Addressing Cognition in Depression

RESEARCH UPDATE

Combination buspirone and melatonin exert therapeutic cognitive effects that are distinct from their antidepressant effects, according to a recent study.¹

To identify whether residual cognitive deficits in patients with MDD may be independent of core MDD symptoms, the researchers revisited data from a previous study showing that combination buspirone-melatonin was more effective than buspirone monotherapy or placebo in managing depression symptoms.²

In addition to the Hamilton Depression Rating Scale, other scales used in that study included the clinical global impression of severity/improvement scale (CGI-S/I), the Inventory of Depressive Symptomatology 30-item version (IDSc30), Quick Inventory of Depressive Symptoms 16-item (version QIDS-SR16), and the Massachusetts General Hospital Cognitive and Physical Functioning Questionnaire (CPFQ). The CGI-S/I and IDSc30 are physician rating scales and the QIDS-SR16 and CPFQ are patient-rating scales.

Data from the CPFQ formed the basis of the current study. Specifically, changes in symptoms assessed in the CPFQ were compared in treatment responders and nonresponders.

The original study was a 6-week, double-blind, placebo-controlled, randomized trial that compared buspirone 15 mg plus melatonin-SR 3 mg,  buspirone monotherapy, and placebo in 142 patients who met DSM-IV-TR criteria for MDD. At the end of the trial, scores on the GCI-I and IDSc30 were significantly better (P < .05) for patients receiving combination therapy than for patients receiving monotherapy and placebo. Improvements in scores on the QIDS-SR16 and CPFQ did not reach statistical significance. However, as mentioned, data for the CPFQ were later reexamined in relation to treatment responders and nonresponders. 
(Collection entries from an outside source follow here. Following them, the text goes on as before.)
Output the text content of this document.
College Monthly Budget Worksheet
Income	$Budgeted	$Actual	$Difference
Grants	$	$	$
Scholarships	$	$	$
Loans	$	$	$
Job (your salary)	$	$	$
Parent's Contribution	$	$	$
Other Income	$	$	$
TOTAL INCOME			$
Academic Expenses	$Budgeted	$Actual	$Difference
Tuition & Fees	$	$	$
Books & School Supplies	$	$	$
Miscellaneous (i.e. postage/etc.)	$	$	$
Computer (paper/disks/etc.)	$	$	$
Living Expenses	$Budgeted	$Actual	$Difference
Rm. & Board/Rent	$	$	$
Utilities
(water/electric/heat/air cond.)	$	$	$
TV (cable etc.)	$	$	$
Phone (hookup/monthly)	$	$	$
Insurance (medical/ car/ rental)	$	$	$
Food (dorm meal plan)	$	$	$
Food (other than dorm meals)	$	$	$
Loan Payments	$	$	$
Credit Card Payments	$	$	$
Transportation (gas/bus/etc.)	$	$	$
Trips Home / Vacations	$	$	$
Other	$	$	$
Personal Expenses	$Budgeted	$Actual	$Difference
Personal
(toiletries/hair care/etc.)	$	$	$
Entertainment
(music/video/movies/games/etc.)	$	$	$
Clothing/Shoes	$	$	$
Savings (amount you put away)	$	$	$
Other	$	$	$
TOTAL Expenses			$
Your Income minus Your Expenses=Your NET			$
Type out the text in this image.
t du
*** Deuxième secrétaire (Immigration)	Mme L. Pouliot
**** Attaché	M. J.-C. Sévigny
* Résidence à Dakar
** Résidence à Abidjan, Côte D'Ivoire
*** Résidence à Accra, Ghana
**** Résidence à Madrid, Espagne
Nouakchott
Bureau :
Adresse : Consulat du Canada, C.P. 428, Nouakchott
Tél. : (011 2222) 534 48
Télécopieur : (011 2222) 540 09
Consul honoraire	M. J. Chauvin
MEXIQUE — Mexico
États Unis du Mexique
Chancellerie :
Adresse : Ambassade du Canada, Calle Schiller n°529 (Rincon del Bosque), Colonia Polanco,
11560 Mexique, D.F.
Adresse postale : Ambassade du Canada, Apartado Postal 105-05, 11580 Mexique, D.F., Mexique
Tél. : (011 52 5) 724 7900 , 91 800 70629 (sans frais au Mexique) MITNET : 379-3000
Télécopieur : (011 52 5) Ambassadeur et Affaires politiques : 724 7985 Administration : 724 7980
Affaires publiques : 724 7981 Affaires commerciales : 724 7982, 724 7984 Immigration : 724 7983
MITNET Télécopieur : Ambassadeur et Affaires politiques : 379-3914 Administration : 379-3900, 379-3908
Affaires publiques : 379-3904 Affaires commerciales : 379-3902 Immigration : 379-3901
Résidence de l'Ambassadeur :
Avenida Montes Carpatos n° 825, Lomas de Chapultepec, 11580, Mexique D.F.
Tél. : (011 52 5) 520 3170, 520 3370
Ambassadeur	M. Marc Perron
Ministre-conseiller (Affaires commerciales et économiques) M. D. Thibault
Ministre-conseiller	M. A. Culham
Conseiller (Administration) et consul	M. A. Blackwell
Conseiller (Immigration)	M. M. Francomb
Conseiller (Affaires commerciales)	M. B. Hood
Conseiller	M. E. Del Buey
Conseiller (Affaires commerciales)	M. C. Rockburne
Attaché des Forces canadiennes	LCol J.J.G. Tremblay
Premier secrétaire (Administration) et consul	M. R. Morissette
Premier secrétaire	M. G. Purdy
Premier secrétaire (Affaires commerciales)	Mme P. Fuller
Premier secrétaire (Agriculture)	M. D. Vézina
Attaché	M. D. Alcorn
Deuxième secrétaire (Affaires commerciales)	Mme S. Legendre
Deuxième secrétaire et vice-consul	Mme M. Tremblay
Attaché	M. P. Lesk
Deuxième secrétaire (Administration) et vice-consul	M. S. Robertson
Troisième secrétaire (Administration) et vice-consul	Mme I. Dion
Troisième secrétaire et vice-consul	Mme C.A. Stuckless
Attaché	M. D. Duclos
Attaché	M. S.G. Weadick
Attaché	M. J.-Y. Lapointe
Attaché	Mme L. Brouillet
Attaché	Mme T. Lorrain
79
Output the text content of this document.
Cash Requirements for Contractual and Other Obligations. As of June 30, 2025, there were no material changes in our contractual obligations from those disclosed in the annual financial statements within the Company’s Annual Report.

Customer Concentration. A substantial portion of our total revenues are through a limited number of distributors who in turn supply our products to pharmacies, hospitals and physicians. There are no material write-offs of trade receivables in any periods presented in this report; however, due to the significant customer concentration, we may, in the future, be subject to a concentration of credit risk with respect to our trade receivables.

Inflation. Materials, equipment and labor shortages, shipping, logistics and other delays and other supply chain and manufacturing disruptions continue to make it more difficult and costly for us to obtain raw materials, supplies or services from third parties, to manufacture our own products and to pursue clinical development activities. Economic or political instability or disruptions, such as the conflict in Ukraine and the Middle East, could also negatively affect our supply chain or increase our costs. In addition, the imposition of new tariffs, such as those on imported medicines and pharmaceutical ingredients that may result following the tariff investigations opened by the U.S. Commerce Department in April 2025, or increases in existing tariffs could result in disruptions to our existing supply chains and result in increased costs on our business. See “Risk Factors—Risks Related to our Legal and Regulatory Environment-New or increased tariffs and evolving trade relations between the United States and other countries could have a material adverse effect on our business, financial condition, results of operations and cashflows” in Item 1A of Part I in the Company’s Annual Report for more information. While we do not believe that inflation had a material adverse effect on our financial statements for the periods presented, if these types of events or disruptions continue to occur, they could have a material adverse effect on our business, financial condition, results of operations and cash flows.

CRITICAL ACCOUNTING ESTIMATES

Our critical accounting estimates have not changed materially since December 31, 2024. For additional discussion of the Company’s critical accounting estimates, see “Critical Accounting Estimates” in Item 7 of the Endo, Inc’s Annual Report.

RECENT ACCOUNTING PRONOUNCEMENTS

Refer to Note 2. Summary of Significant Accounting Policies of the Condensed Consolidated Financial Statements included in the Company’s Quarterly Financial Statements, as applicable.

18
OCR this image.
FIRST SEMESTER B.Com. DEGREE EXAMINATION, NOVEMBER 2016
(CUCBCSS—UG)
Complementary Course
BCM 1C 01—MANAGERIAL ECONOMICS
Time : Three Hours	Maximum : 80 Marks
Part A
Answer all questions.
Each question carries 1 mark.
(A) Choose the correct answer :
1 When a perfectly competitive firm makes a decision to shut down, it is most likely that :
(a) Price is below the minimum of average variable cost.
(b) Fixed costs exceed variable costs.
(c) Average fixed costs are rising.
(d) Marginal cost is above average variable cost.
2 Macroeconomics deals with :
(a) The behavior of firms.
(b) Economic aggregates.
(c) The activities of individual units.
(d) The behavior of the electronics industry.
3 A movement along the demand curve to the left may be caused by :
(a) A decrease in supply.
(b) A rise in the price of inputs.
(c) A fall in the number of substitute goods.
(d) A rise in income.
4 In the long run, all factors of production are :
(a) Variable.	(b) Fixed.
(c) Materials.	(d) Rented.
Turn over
The physical dimension of the CPFQ assesses sleepiness and fatigue, and the cognitive dimension assesses apathy, inattention, forgetfulness, word-finding difficulties, and mental slowness. Patients grade the perceived quality of their physical and cognitive functioning for the past month on a 6-point scale.

Of 113 patients for whom CPFQ and IDSc30 data were available, 45 were treatment responders. Twenty-five were receiving combination therapy, 9 monotherapy, and 11 placebo. A significantly greater improvement (P < .0001) on total CPFQ scores was seen in these responders regardless of treatment assignment compared with the 72 nonresponders. However, combination therapy trended toward having a better impact on CPFDQ scores than monotherapy or placebo (ANCOVA: P = .05).

Because cognition can independently improve when mood improves, the researchers solely focused on nonresponders to isolate findings on improvements in cognition. They found that the total CPFQ cognitive dimension score favored the combination treatment over monotherapy and placebo. Marked improvement was seen in relation to word-finding difficulties, forgetfulness, mental slowness, and apathy.

These findings, which are preliminary, suggest that combination buspirone-melatonin therapy may benefit cognitive function in a way separate from its impact on mood symptoms.  The findings also suggest that some cognitive deficits in MDD may warrant treatment beyond that provided by an antidepressant agent.

References:

1. Targum SD , Wedel PC , Fava M. Changes in cognitive symptoms after a buspirone melatonin. Combination treatment for Major Depressive Disorder. J Psychiatr Res. 2015 May 9. [Epub ahead of print]
2. Fava M, Targum SD, Nierenberg AA, et al. An exploratory study of combination buspirone and melatonin SR in Major Depressive Disorder (MDD): a possible role for neurogenesis in drug discovery. J Psychiat Res. 2012;46(12):1553-1563.